Avcılıkta son nokta, çılgın bir Japon balıkçı teknelerdeki akvaryumlara bir küçük köpek balığı koymak gerektiğini bulur. Yakaladıkları canlı balıklarla küçük köpek balığı akvaryumda yakalamaca oynadıklarında sushiye dönüşecek balıklar lezzetlerinden hiç bir şey kaybetmeden sushi sever Japonların masalarında yerlerini alacaklardır. Köpek balığı sushi olacak balıkları korkuttukça, stres, adrenalin, hayatta kalma rekabeti o balıkları diri ve taze tutacaktır. Sonuç stres, adrenalin, rekabet iyidir. Koştukça, kaçtıkça, mücadele ettikçe dinç ve dinamik olursunuz. Ne kadar yaşarsınız, hangi hastalıklara yakalanırsınız bilemeyiz ama yaptığınız işte başarılı olursunuz.

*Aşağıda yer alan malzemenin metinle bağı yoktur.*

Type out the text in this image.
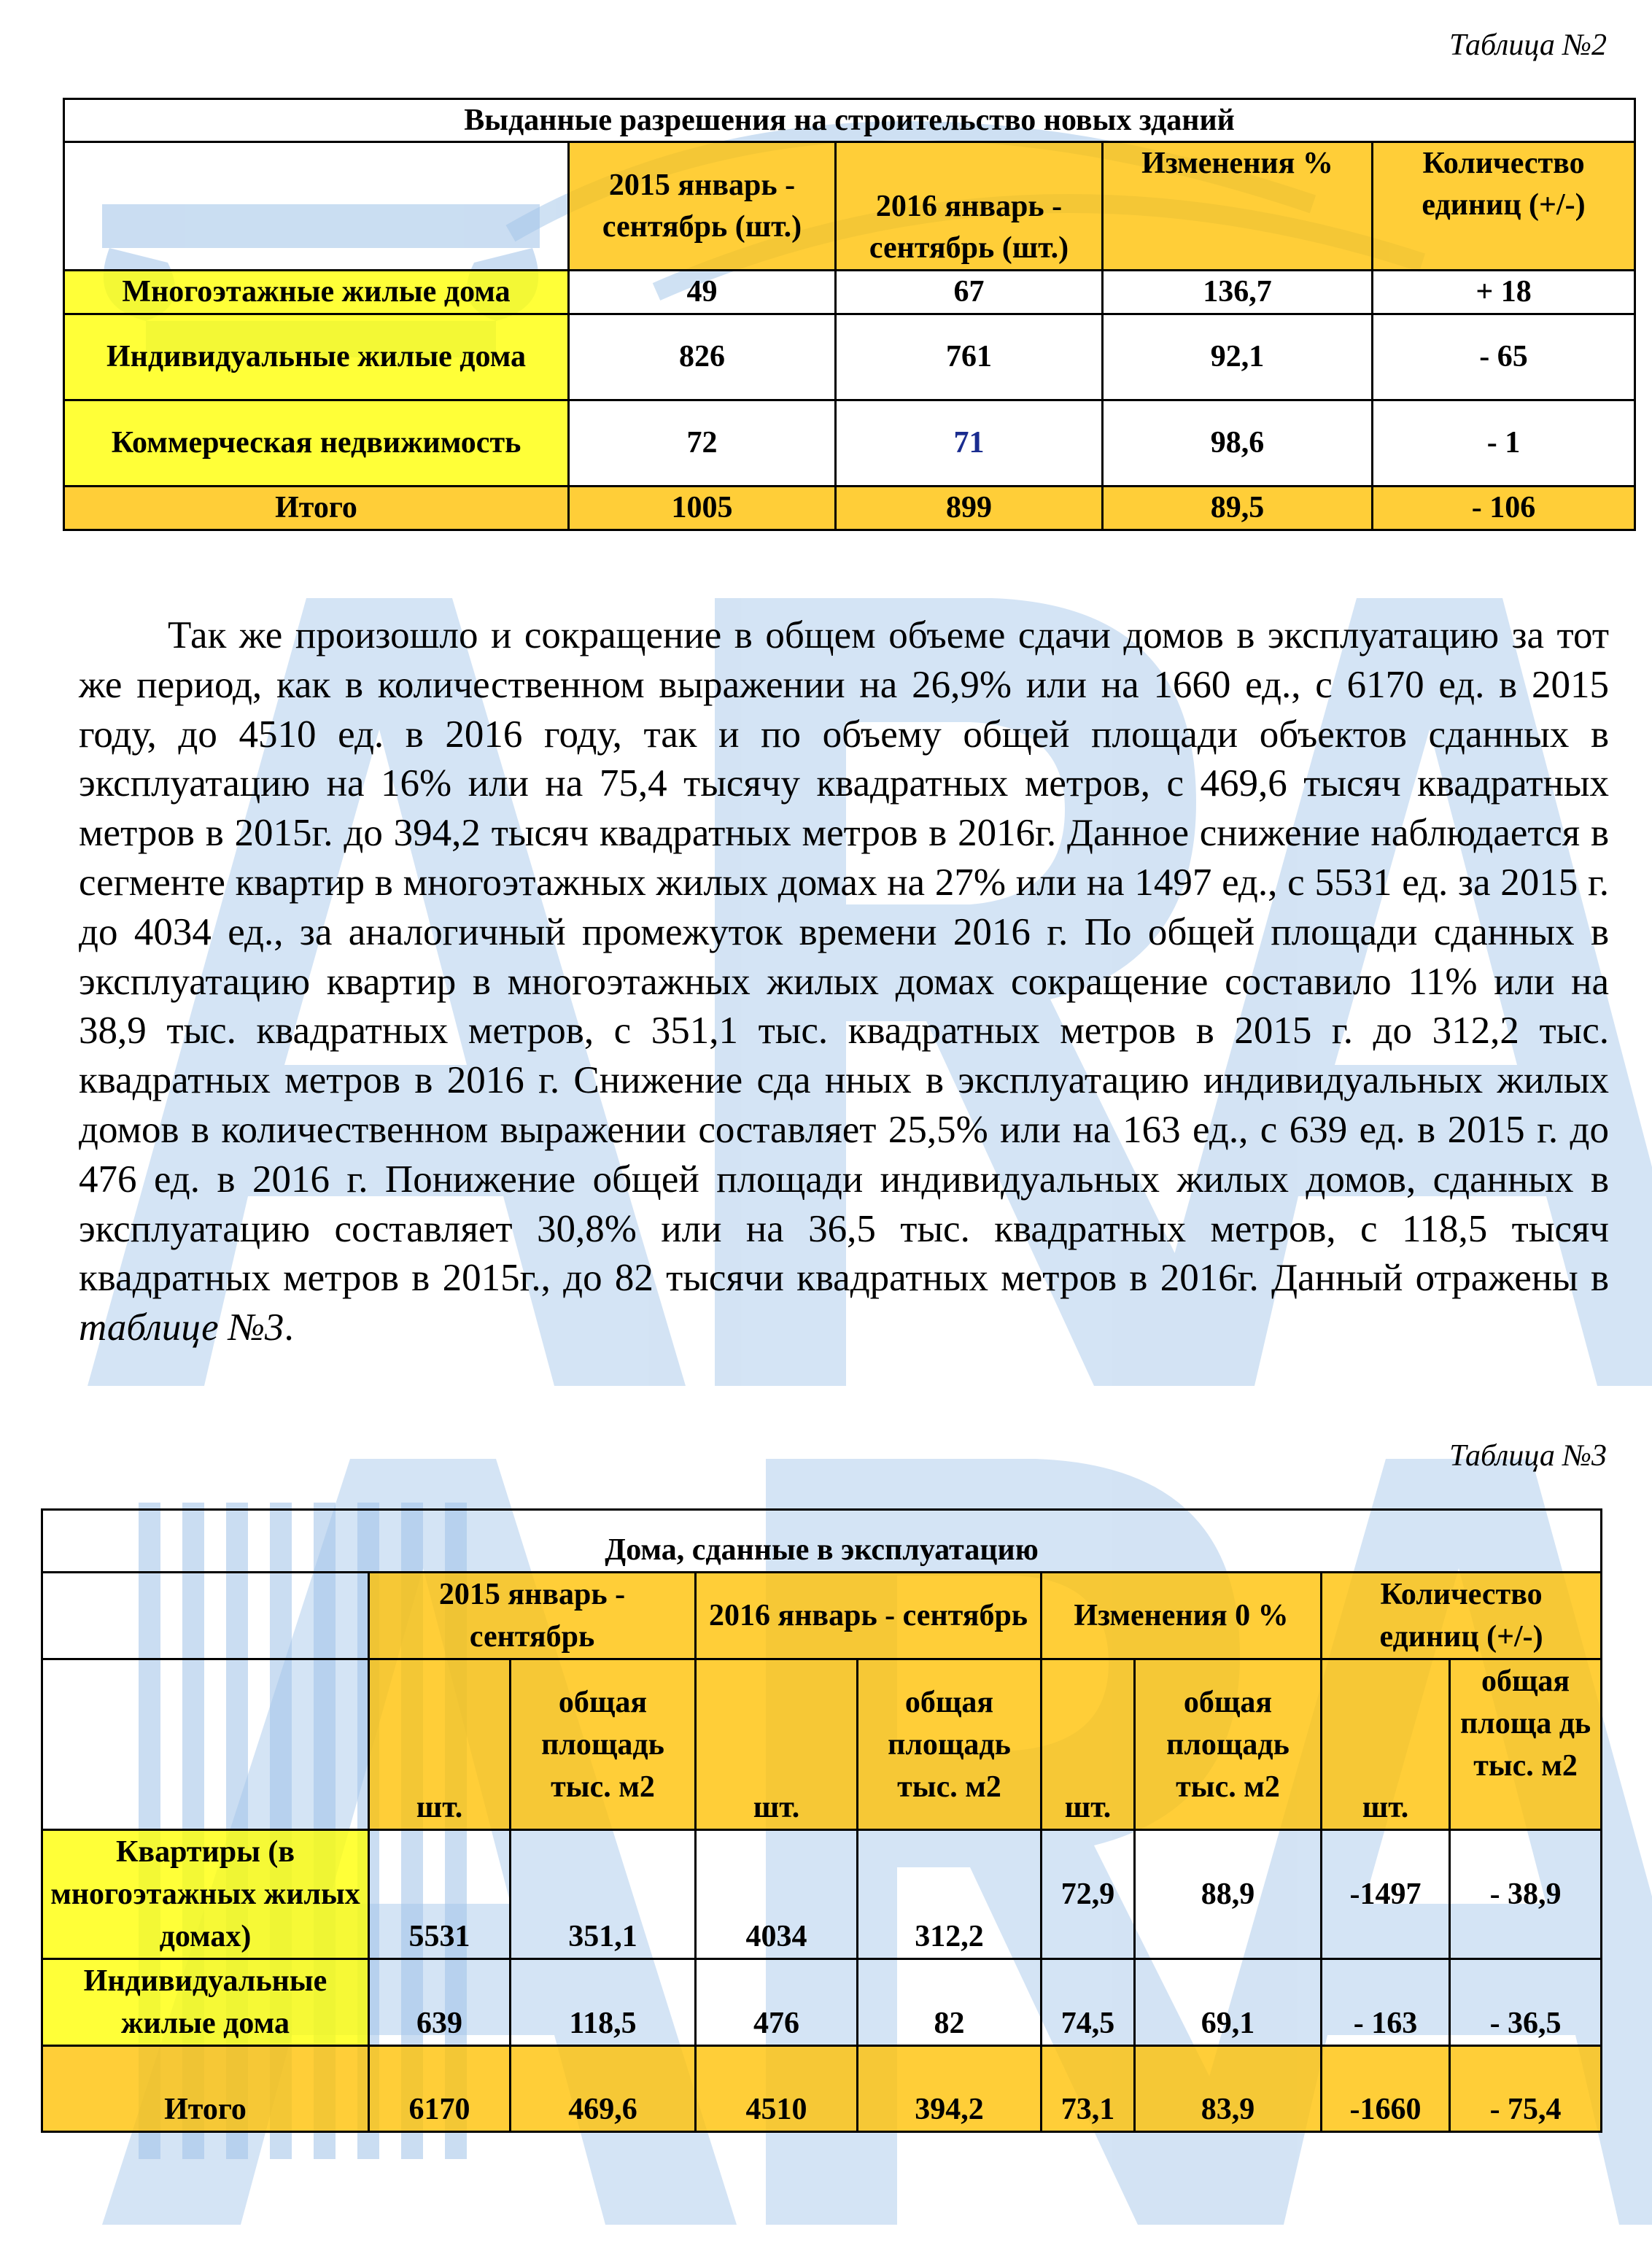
Таблица №2
Выданные разрешения на строительство новых зданий				
	2015 январь - сентябрь (шт.)	2016 январь - сентябрь (шт.)	Изменения %	Количество единиц (+/-)
Многоэтажные жилые дома	49	67	136,7	+ 18
Индивидуальные жилые дома	826	761	92,1	- 65
Коммерческая недвижимость	72	71	98,6	- 1
Итого	1005	899	89,5	- 106

Так же произошло и сокращение в общем объеме сдачи домов в эксплуатацию за тот же период, как в количественном выражении на 26,9% или на 1660 ед., с 6170 ед. в 2015 году, до 4510 ед. в 2016 году, так и по объему общей площади объектов сданных в эксплуатацию на 16% или на 75,4 тысячу квадратных метров, с 469,6 тысяч квадратных метров в 2015г. до 394,2 тысяч квадратных метров в 2016г. Данное снижение наблюдается в сегменте квартир в многоэтажных жилых домах на 27% или на 1497 ед., с 5531 ед. за 2015 г. до 4034 ед., за аналогичный промежуток времени 2016 г. По общей площади сданных в эксплуатацию квартир в многоэтажных жилых домах сокращение составило 11% или на 38,9 тыс. квадратных метров, с 351,1 тыс. квадратных метров в 2015 г. до 312,2 тыс. квадратных метров в 2016 г. Снижение сда нных в эксплуатацию индивидуальных жилых домов в количественном выражении составляет 25,5% или на 163 ед., с 639 ед. в 2015 г. до 476 ед. в 2016 г. Понижение общей площади индивидуальных жилых домов, сданных в эксплуатацию составляет 30,8% или на 36,5 тыс. квадратных метров, с 118,5 тысяч квадратных метров в 2015г., до 82 тысячи квадратных метров в 2016г. Данный отражены в таблице №3.

Таблица №3
Дома, сданные в эксплуатацию								
	2015 январь - сентябрь		2016 январь - сентябрь		Изменения 0 %		Количество единиц (+/-)	
	шт.	общая площадь тыс. м2	шт.	общая площадь тыс. м2	шт.	общая площадь тыс. м2	шт.	общая площа дь тыс. м2
Квартиры (в многоэтажных жилых домах)	5531	351,1	4034	312,2	72,9	88,9	-1497	- 38,9
Индивидуальные жилые дома	639	118,5	476	82	74,5	69,1	- 163	- 36,5
Итого	6170	469,6	4510	394,2	73,1	83,9	-1660	- 75,4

Hikâye ne kadar doğru bilmiyorum. Japonlar daki muhteşem lezzet algısı da kafamda deli sorular oluşturmadı değil. İşin Japonya tarafında hiç değilim. Ama üstteki hikâyenin çılgın başarıya örneklendirilmesi konu Japonlar olunca onlar yapıyorsa doğrudur izlenimini uyandırıyor ki, bu noktada bir durup düşünmeliyiz derim.
Çok basit işlerden, komplike işlere kadar birçok işte stresin olmazsa olmaz olduğunun yerleştiğini düşünen yalnız ben olmasam gerek. Geçen hafta yeni kurulum yaptığımız bir iş yerinde kasiyerle gereksiz bir konuşmanın içine düştüğümü fark ettim. Konuşmanın son kısmında kasiyere Mars a uydu indiren Nasa ekibinin daha az stres yaşayacağını anlatıyordum. Biran durdum, ne yapıyorum ben dedim. Sinirlenmiştim. Bu durumun tüm iş yapış şeklimizde kurumsallaştığını, kanıksandığını, ön şart olduğunu fark ettim. En alttan en üste tüm çalışanlar için durum benzerdi. Stres varsa iş iyi, stres varsa başarı vardı.
Eğitimin zayıfladığı, evrenselliğin geri plana itildiği, sözlü kuralların ve duyguların ön plana çıkarıldığı tüm yapılarda stres kurumsallaşıyor, çünkü riskler artıyor. Doğru planlama yapamadığınız için, öngörüler oluşturulamıyor. Yelkeni, motoru olmayan gemilerle, kas gücünüze güvenip küreklerle yola çıkıyorsunuz. Doğanın muhteşem gücüne, enerjisine cevabınız matematik ve bilimin dışındaysa o gemi hiçbir yere varamıyor. Sonuç, anlamlandıramadığınız stres.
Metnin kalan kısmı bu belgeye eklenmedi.